‘Even een kiekje maken’: Literally meaning ‘to make a little kiek’, this is a frequently used expression in the Dutch language for taking a snapshot with your camera – for example a group picture or holiday memory. But where does the expression actually come from?
When hearing the word ‘kiekje’, or snapshot, most Dutch people will probably make an instant connection with the verb ‘kijken’ – ‘to look’. In reality however, the word ‘kiekje’ is an eponym. This means that it can be traced to the name of a person. And in this case, it is the name of the Leiden photographer Israël David Kiek (1811-1899).
Israël Kiek was born in Groningen in 1811, and – after a versatile career with many different jobs –became active as a photographer in Leiden since around 1860. He was not alone in this: Of the nine children in the Kiek family, five became professional photographers. The work of Israël Kiek, however, stood out because of the spontaneity of his informal student portraits, which quickly became his trademark.
It happened quite frequently that Kiek was called out of bed in the middle of the night by noisy disputes among students. Banging on doors, yelling and swearing were an integral (though not unanimously liked) part of the Leiden nightlife, and the students liked to have a group portrait taken of themselves when they returned home drunk from a party. After Kiek got out of bed in his slippers, he would take a quick group picture behind his house. With all involved not very ‘sharp’ at this time of day, the photos were regularly blurred and out of focus. Kiek himself did not like the student photos, and often took them with his back turned towards the inebriated students. At one point he became so fed up with the students that he had a drawbridge built in front of his house. That way, he hoped to keep ‘difficult’ customers out.

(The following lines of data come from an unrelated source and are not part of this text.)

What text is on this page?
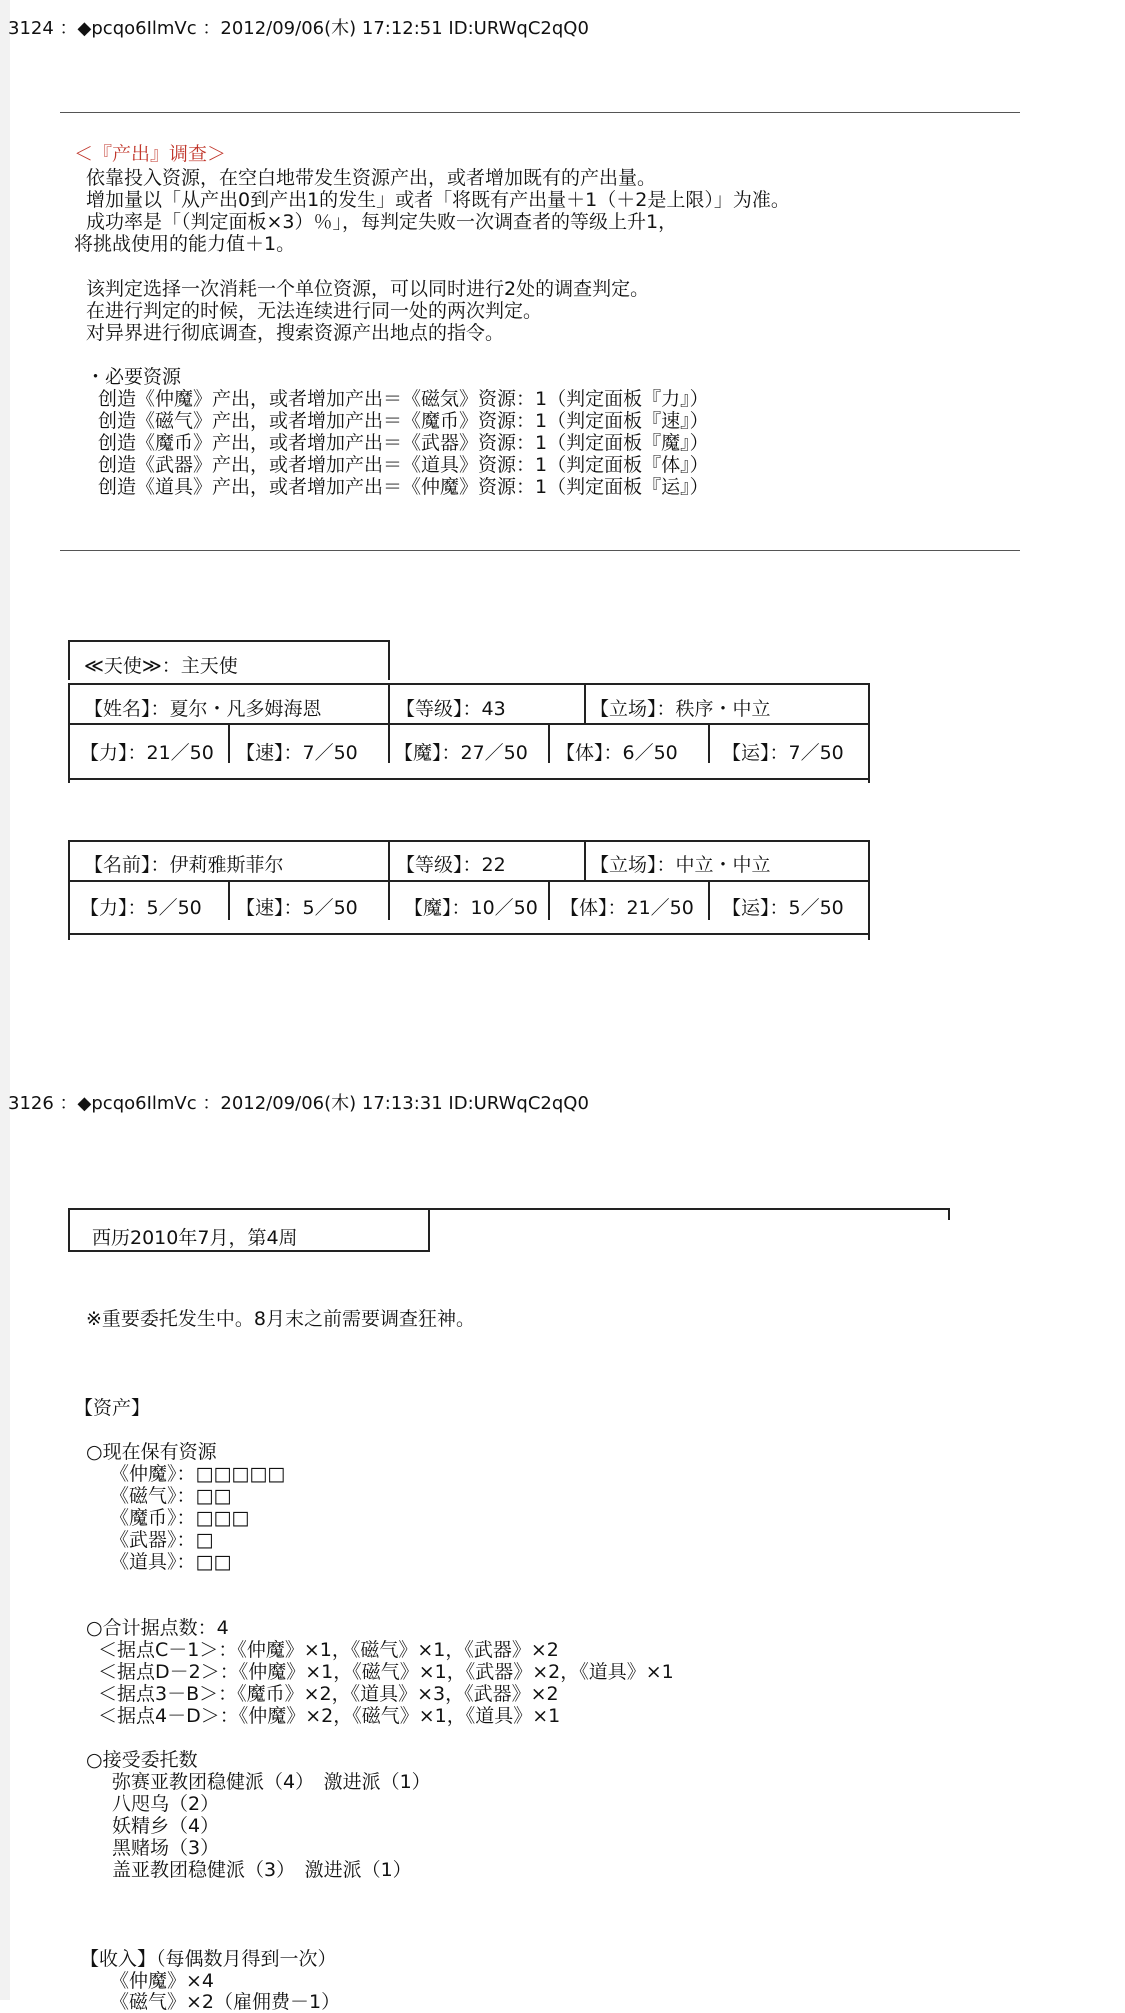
3124 ：◆pcqo6IlmVc ：2012/09/06(木) 17:12:51 ID:URWqC2qQ0
＜『产出』调查＞
依靠投入资源，在空白地带发生资源产出，或者增加既有的产出量。
增加量以「从产出0到产出1的发生」或者「将既有产出量＋1（＋2是上限）」为准。
成功率是「（判定面板×3）％」，每判定失败一次调查者的等级上升1，
将挑战使用的能力值＋1。
该判定选择一次消耗一个单位资源，可以同时进行2处的调查判定。
在进行判定的时候，无法连续进行同一处的两次判定。
对异界进行彻底调查，搜索资源产出地点的指令。
・必要资源
创造《仲魔》产出，或者增加产出＝《磁気》资源：1（判定面板『力』）
创造《磁气》产出，或者增加产出＝《魔币》资源：1（判定面板『速』）
创造《魔币》产出，或者增加产出＝《武器》资源：1（判定面板『魔』）
创造《武器》产出，或者增加产出＝《道具》资源：1（判定面板『体』）
创造《道具》产出，或者增加产出＝《仲魔》资源：1（判定面板『运』）
≪天使≫：主天使
【姓名】：夏尔・凡多姆海恩	【等级】：43	【立场】：秩序・中立
【力】：21／50 【速】：7／50 【魔】：27／50 【体】：6／50 【运】：7／50
【名前】：伊莉雅斯菲尔	【等级】：22	【立场】：中立・中立
【力】：5／50 【速】：5／50 【魔】：10／50 【体】：21／50 【运】：5／50
3126 ：◆pcqo6IlmVc ：2012/09/06(木) 17:13:31 ID:URWqC2qQ0
西历2010年7月，第4周
※重要委托发生中。8月末之前需要调查狂神。
【资产】
○现在保有资源
《仲魔》：□□□□□
《磁气》：□□
《魔币》：□□□
《武器》：□
《道具》：□□
○合计据点数：4
＜据点C－1＞：《仲魔》×1，《磁气》×1，《武器》×2
＜据点D－2＞：《仲魔》×1，《磁气》×1，《武器》×2，《道具》×1
＜据点3－B＞：《魔币》×2，《道具》×3，《武器》×2
＜据点4－D＞：《仲魔》×2，《磁气》×1，《道具》×1
○接受委托数
弥赛亚教团稳健派（4）　激进派（1）
八咫乌（2）
妖精乡（4）
黑赌场（3）
盖亚教团稳健派（3）　激进派（1）
【收入】（每偶数月得到一次）
《仲魔》×4
《磁气》×2（雇佣费－1）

Despite the frequent disturbances, Kiek owes his fame primarily to the informal student portraits. At the time, spontaneous group photos like the ones he used to take were still rather unique. Customary were formally commissioned portrait photos in the style of paintings. But instead of looking grave and respectable, the students would easily climb onto a roof or sit on a rain gutter. Whether they stood neatly in a row or not was something neither Kiek nor his subjects cared much about.
Today there are still many traces of Israël Kiek’s photography in Leiden. His studio was originally located on the far side of the Rijnsburgersingel. This was a very strategic place: It was located right between the busy Amicitia Society (now Grand Café Van der Werff) and the Zomerzorg Inn, the latter situated on the way to the railway station. It is thus for a reason that the Kiekpad next to the Grand Café is named after the photographer. Since 2001, this is also the place of the Kiek monument designed by Norman Beierle and Hester Keijser. The artwork, a silver camera on a tripod, displays a number of ‘kiekjes’, or snapshots, by the famous Leiden photographer.